Challenges in adjudication of avoidance actions are multi-faceted. IPs must overcome the difficulty of meeting the evidential burden of proof, particularly due to inadequate bookkeeping by Indian debtors and limited cooperation from promoters and key employees. Moreover, when forensic audit reports reveal multiple transactions subject to avoidance, the complexity escalates, leading to prolonged litigation involving multiple parties. Delays in adjudication are a significant issue, with NCLTs struggling to adhere to prescribed timelines due to excessive litigation, judge shortages, and a backlog of cases. Avoidance applications often take a back seat, creating a pile-up of unresolved cases. Funding constraints further impede the pursuit of avoidance actions, as companies in CIRP face liquidity crises, and creditors are cautious about allocating funds due to uncertainty about timelines and recoveries, resulting in higher litigation costs. Consequently, creditors have limited resources and little incentive to pursue avoidance actions.

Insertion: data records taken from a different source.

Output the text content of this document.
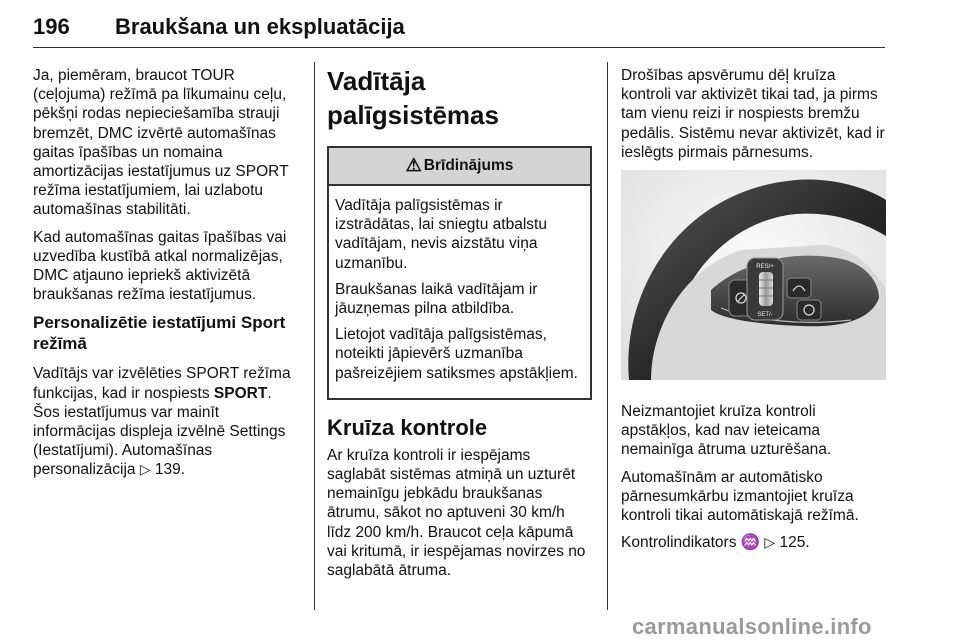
196 Braukšana un ekspluatācija

Ja, piemēram, braucot TOUR (ceļojuma) režīmā pa līkumainu ceļu, pēkšņi rodas nepieciešamība strauji bremzēt, DMC izvērtē automašīnas gaitas īpašības un nomaina amortizācijas iestatījumus uz SPORT režīma iestatījumiem, lai uzlabotu automašīnas stabilitāti.

Kad automašīnas gaitas īpašības vai uzvedība kustībā atkal normalizējas, DMC atjauno iepriekš aktivizētā braukšanas režīma iestatījumus.

Personalizētie iestatījumi Sport režīmā

Vadītājs var izvēlēties SPORT režīma funkcijas, kad ir nospiests SPORT. Šos iestatījumus var mainīt informācijas displeja izvēlnē Settings (Iestatījumi). Automašīnas personalizācija ▷ 139.

Vadītāja palīgsistēmas
⚠ Brīdinājums

Vadītāja palīgsistēmas ir izstrādātas, lai sniegtu atbalstu vadītājam, nevis aizstātu viņa uzmanību.

Braukšanas laikā vadītājam ir jāuzņemas pilna atbildība.

Lietojot vadītāja palīgsistēmas, noteikti jāpievērš uzmanība pašreizējiem satiksmes apstākļiem.

Kruīza kontrole

Ar kruīza kontroli ir iespējams saglabāt sistēmas atmiņā un uzturēt nemainīgu jebkādu braukšanas ātrumu, sākot no aptuveni 30 km/h līdz 200 km/h. Braucot ceļa kāpumā vai kritumā, ir iespējamas novirzes no saglabātā ātruma.

Drošības apsvērumu dēļ kruīza kontroli var aktivizēt tikai tad, ja pirms tam vienu reizi ir nospiests bremžu pedālis. Sistēmu nevar aktivizēt, kad ir ieslēgts pirmais pārnesums.

RES/+
SET/-

Neizmantojiet kruīza kontroli apstākļos, kad nav ieteicama nemainīga ātruma uzturēšana.

Automašīnām ar automātisko pārnesumkārbu izmantojiet kruīza kontroli tikai automātiskajā režīmā.

Kontrolindikators ♒ ▷ 125.

carmanualsonline.info
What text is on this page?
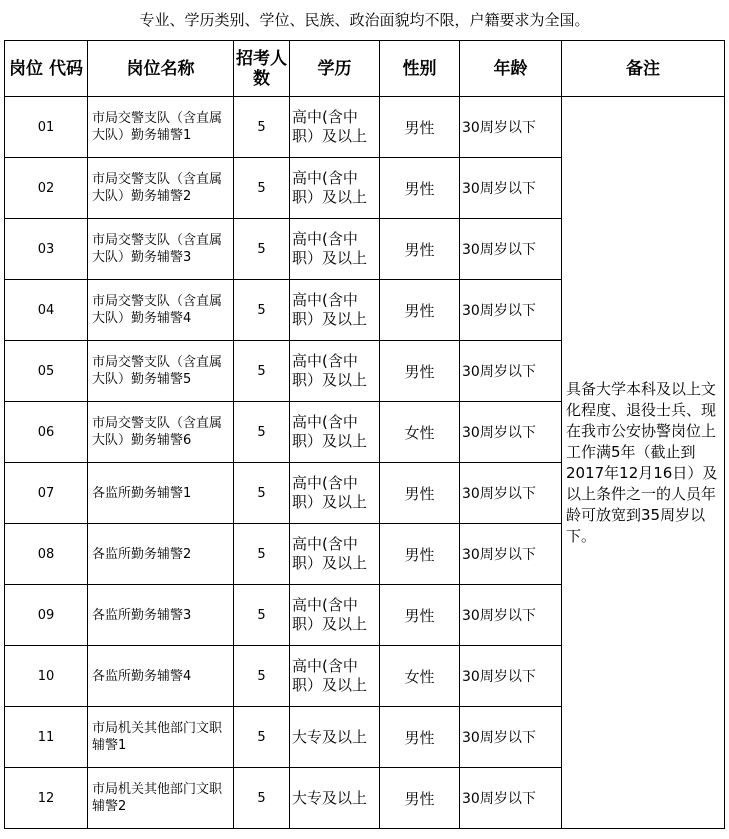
专业、学历类别、学位、民族、政治面貌均不限，户籍要求为全国。
岗位 代码	岗位名称	招考人数	学历	性别	年龄	备注
01	市局交警支队（含直属大队）勤务辅警1	5	高中(含中职）及以上	男性	30周岁以下	具备大学本科及以上文化程度、退役士兵、现在我市公安协警岗位上工作满5年（截止到2017年12月16日）及以上条件之一的人员年龄可放宽到35周岁以下。
02	市局交警支队（含直属大队）勤务辅警2	5	高中(含中职）及以上	男性	30周岁以下	
03	市局交警支队（含直属大队）勤务辅警3	5	高中(含中职）及以上	男性	30周岁以下	
04	市局交警支队（含直属大队）勤务辅警4	5	高中(含中职）及以上	男性	30周岁以下	
05	市局交警支队（含直属大队）勤务辅警5	5	高中(含中职）及以上	男性	30周岁以下	
06	市局交警支队（含直属大队）勤务辅警6	5	高中(含中职）及以上	女性	30周岁以下	
07	各监所勤务辅警1	5	高中(含中职）及以上	男性	30周岁以下	
08	各监所勤务辅警2	5	高中(含中职）及以上	男性	30周岁以下	
09	各监所勤务辅警3	5	高中(含中职）及以上	男性	30周岁以下	
10	各监所勤务辅警4	5	高中(含中职）及以上	女性	30周岁以下	
11	市局机关其他部门文职辅警1	5	大专及以上	男性	30周岁以下	
12	市局机关其他部门文职辅警2	5	大专及以上	男性	30周岁以下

The current process of adjudicating avoidance actions under the IBC is time-consuming and costly, relying heavily on detailed facts. Introducing a settlement mechanism, where the IP negotiates with respondents based on CoC instructions, could offer a faster and more efficient approach. Settling disputes promptly would increase recoveries and benefit the debtor’s asset pool. It would also alleviate the burden on NCLTs, encouraging more proactive pursuit of avoidance actions by IPs and CoCs. However, some risks need consideration, like respondents using insolvency to evade claims or CoCs favouring settlements that favour certain creditors unfairly. To address these issues, the IBC could mandate NCLT approval for settlements and exclude fraudulent and criminal transactions from being settled to ensure proper adjudication and regulatory involvement if needed.


The NCLAT’s decision in the Kapil Wadhawan case provides much-needed clarity on the treatment of Avoidance Applications under the IBC. By affirming the independence of these applications from the CIRP proceedings, the decision upholds the IBC’s goal of safeguarding creditors’ interests and increasing the available asset pool. This interpretation aligns with previous judgments, establishing a strong legal framework for addressing avoidance actions and providing guidance for IPs and CoCs.

However, certain challenges and inefficiencies in the current adjudication process, such as the complexity of gathering evidence and the lengthy resolution of cases, hinder the efficient recovery of assets and delay the resolution process. Introducing a settlement mechanism has the potential to expedite the process and enhance recoveries, but it must be carefully regulated to prevent any abuse.

In conclusion, the NCLAT’s decision marks a significant step in clarifying ambiguity surrounding avoidance actions, but improvements are still needed in the overall framework. Implementing a well-regulated settlement mechanism, along with efforts to streamline evidence collection and reduce delays, can enhance the effectiveness of the IBC in dealing with avoidance transactions and contribute to a more efficient and equitable resolution of insolvency cases.